You may find yourself in a frustrating situation where you want a lot of sexual activity, but your woman’s libido is low, or she is not interested in sex.

The solution is to balance sex and intimacy and channel your interest and energy towards being physically close to your woman. Do not focus on sex alone.

Find out what feels good to her and do those things with your loved one. Tiny things like a body massage, yoga meditation, games, or just cuddling together on the bed or sofa can prove satisfying for both of you.

Changes in how the woman’s vagina works during menopause can bring discomfort and unpleasant sexual experiences. It is advisable to visit a gynecologist with your woman to talk about medical remedies to help manage the effects of these changes on your sexual life. The gynecologist may recommend treatments such as estrogen cream to satisfy your woman in dealing with these issues.

You may also consider consulting a sex therapist if your woman suffers from very low libido, especially if you have a very high sex drive. The therapist will advise you on how best to go about the situation and find a solution that works for everyone.

Conclusion

The amount of support required during menopause differs from woman to woman. Unfortunately, there is no hard and fast rule on dealing with menopause as a couple.

The primary things to have in mind as a partner assisting their woman at this critical time are:

Attentiveness

Get information about the condition at your fingertips by asking questions.

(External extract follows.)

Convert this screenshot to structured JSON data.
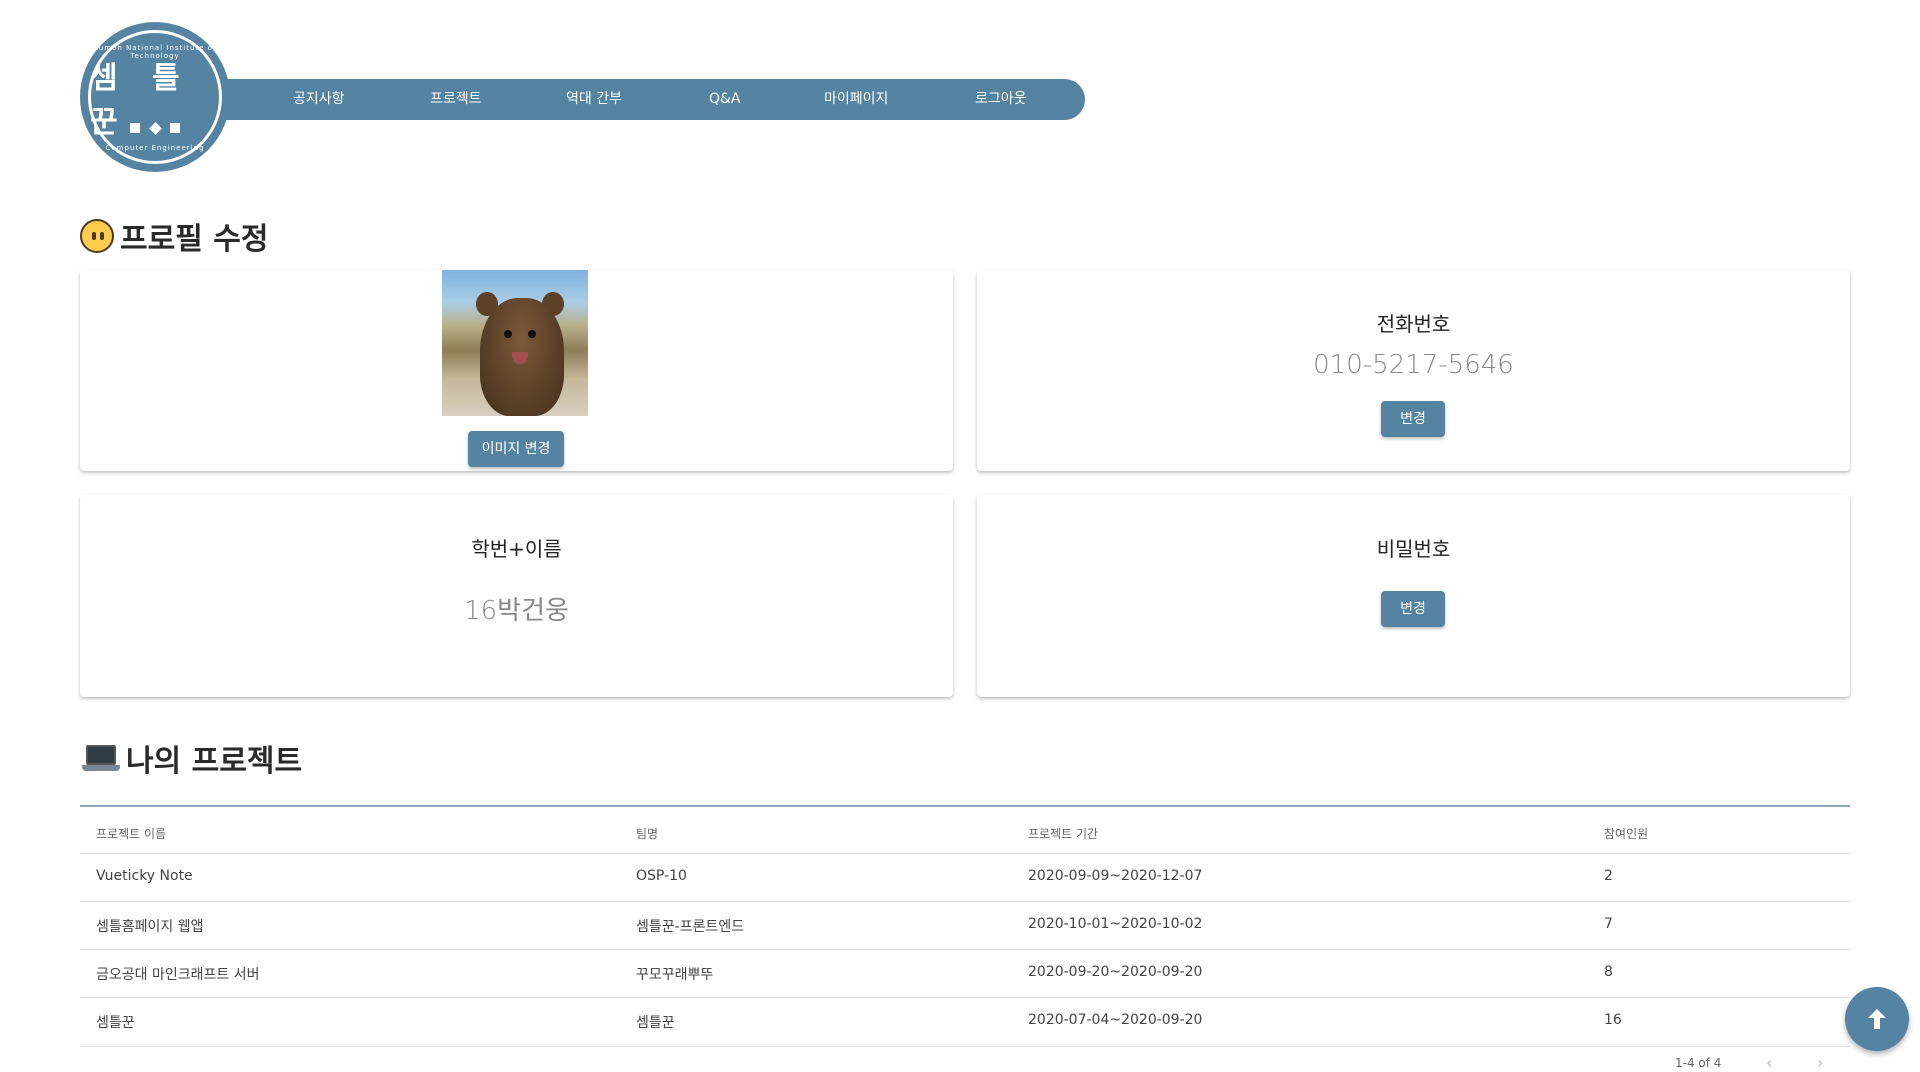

Collaboration to manage the situation.

If you experience any challenges, be sure to get professional help. A therapist who is good at relationship counseling will put you through the steps to preserve your relationship and make it better to work together to deal with menopause.

The uncomfortable nature of menopause is not only suffered by the woman, and their spouses also bear the brunt. For example, your relationship can suffer when your woman undergoes specific menopausal symptoms such as hot flashes, night sweats, mood swings, and low libido.

These symptoms can be so severe that they can disrupt the woman’s and her partner’s sleeping pattern. In addition, symptoms like lack of libido due to painful sex or vaginal dryness can affect the sexual lives of couples.

While you may not be medically qualified to help ease the symptoms such as hot flashes and mood swings, you can assist your woman in other efforts to control the condition. For example, you can overcome the challenges that characterize this period by helping your spouse during her yoga exercises or preparing calming delicacies.

Remember that menopause and the symptoms that come with it are not permanent. Instead, they will wane in severity and frequency as your woman grows older.